The Chechen crackdown
The new prime minister boosted his popularity ahead of the election with a massive crackdown in the Caucasus. He crushed a Chechen rebel attack in the republic of Dagestan, forging his public image as a tough leader. Putin stepped up Russia’s invasion of the breakaway republic of Chechnya, promising to grind down the militants. Moscow largely reassumed control but deadly attacks by Chechen terrorists rocked Russia. A hostage crisis in a crowded Moscow theatre in 2002 and a massacre in a school in Beslan, North Ossetia, in September 2004 made headlines around the globe. Yet, despite the atrocities and claims of human rights abuse in Chechnya, many Russians praised Putin for drawing the line in the south.
Russia went on to reinvent itself as an energy-superpower, a pushy global player and a keen referee in the Middle East. Putin has restored stability – something the country’s hardly seen for the past century – and a sense of pride among people tired of crises. At home, living standards have been boosted and ambitious social programmes set up. Abroad, Russia called the shots without seeking the nod of approval from the West. Putin strongly opposed the US invasion of Iraq, condemned NATO’s expansion and slammed Washington’s plans for an anti-missile defence shield in Poland and the Czech Republic. Moscow also moved to assert its position on the post-Soviet space. Putin declared Russia’s ties with the other CIS members a priority, but the relationship is driven by sound pragmatism as Moscow imposed market-level energy prices for its ex-Soviet neighbours.
Democracy bargained away?
But many argue stability and power have come at a cost. Critics have accused Putin of trading in freedom for security as he tightened the grip on the media and muted the opposition. In October 2006 the murder of Anna Politkovskaya – the award-winning journalist and harsh critic of the Kremlin, drew widespread condemnation. Her death was widely seen in the West as a blow to freedom of speech in Russia.
The end of 2006 also brought strained relations with Britain after the London poisoning of former security officer turned foe of Putin, Alexander Litvinenko. He had claimed Putin personally ordered the killing of Politkovskaya. After his own death, a statement was released accusing the Russian President of orchestrating his murder. Russia didn’t hand over the key suspect, Andrei Lugovoy, saying the constitution doesn’t allow a citizen to be extradited, thus sparking a bitter diplomatic row with London.
Still, during Putin’s eight years in power, his popularity ratings have routinely stayed at around 70 per cent. By and large, the Russians credit him with getting the country back on its feet and reviving the great Russia – an “extraordinary feat of leadership” that made Vladimir Putin Time’s 2007 Person of the Year. In December 2007, the Putin-backed United Russia Party won the parliamentary election. The victory was seen by many as a demonstration of strong support for the Russian leadership and its policies.

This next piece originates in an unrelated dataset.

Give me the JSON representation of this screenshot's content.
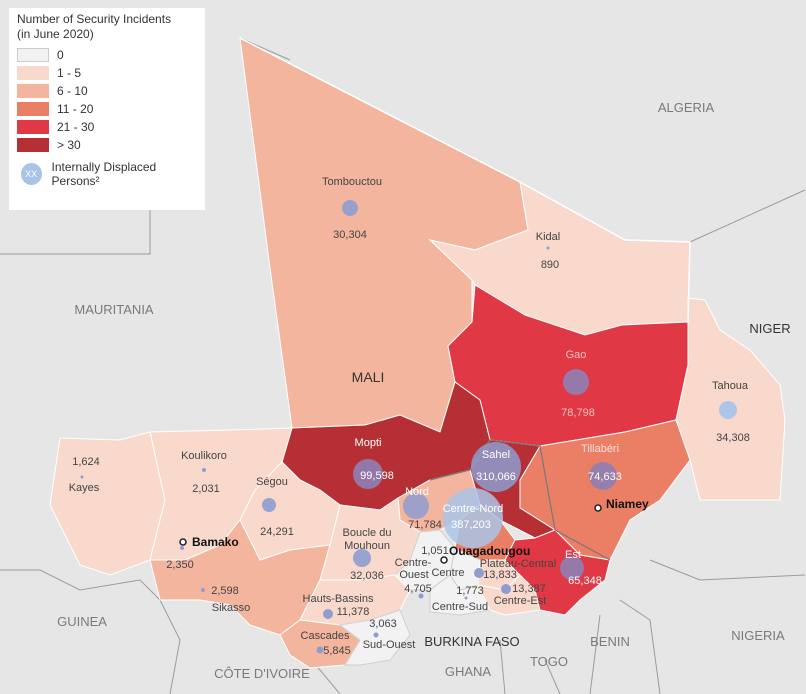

Required to step down by the constitution, Putin proved he is far from done yet. In the run-up to the presidential election on March 2, 2008 he supported First Deputy Prime Minister and gas giant Gazprom’s chairman Dmitry Medvedev as his preferred successor and agreed to head the government as prime minister if Medvedev won.

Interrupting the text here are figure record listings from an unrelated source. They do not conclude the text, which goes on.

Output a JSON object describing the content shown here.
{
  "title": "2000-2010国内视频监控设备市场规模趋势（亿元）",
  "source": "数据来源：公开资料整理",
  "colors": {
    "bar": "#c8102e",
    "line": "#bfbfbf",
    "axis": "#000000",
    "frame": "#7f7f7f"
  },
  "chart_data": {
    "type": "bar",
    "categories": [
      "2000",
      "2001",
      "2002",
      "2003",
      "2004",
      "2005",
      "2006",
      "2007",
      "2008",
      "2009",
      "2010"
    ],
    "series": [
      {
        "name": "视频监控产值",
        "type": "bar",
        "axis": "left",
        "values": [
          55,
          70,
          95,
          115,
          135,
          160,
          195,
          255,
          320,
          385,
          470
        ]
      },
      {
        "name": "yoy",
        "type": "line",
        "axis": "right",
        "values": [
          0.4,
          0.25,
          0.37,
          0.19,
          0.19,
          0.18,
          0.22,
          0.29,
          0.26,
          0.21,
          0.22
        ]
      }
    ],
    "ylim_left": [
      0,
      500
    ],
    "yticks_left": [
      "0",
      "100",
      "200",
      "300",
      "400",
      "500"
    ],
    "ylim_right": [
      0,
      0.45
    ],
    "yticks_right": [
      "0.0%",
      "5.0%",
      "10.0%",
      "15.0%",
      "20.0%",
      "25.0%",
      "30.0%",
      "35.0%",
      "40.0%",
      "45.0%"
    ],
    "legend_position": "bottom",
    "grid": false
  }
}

The 2008 poll had the lowest number of candidates for a presidential election in modern Russian history. Some observers said the citizens had little real choice as the election’s outcome was expected well in advance, with Dmitry Medvedev a clear favourite. The campaign was described as lacking zest as the poll leader didn’t take part in the TV debates. Medvedev won a landslide victory with over 70 per cent of the vote.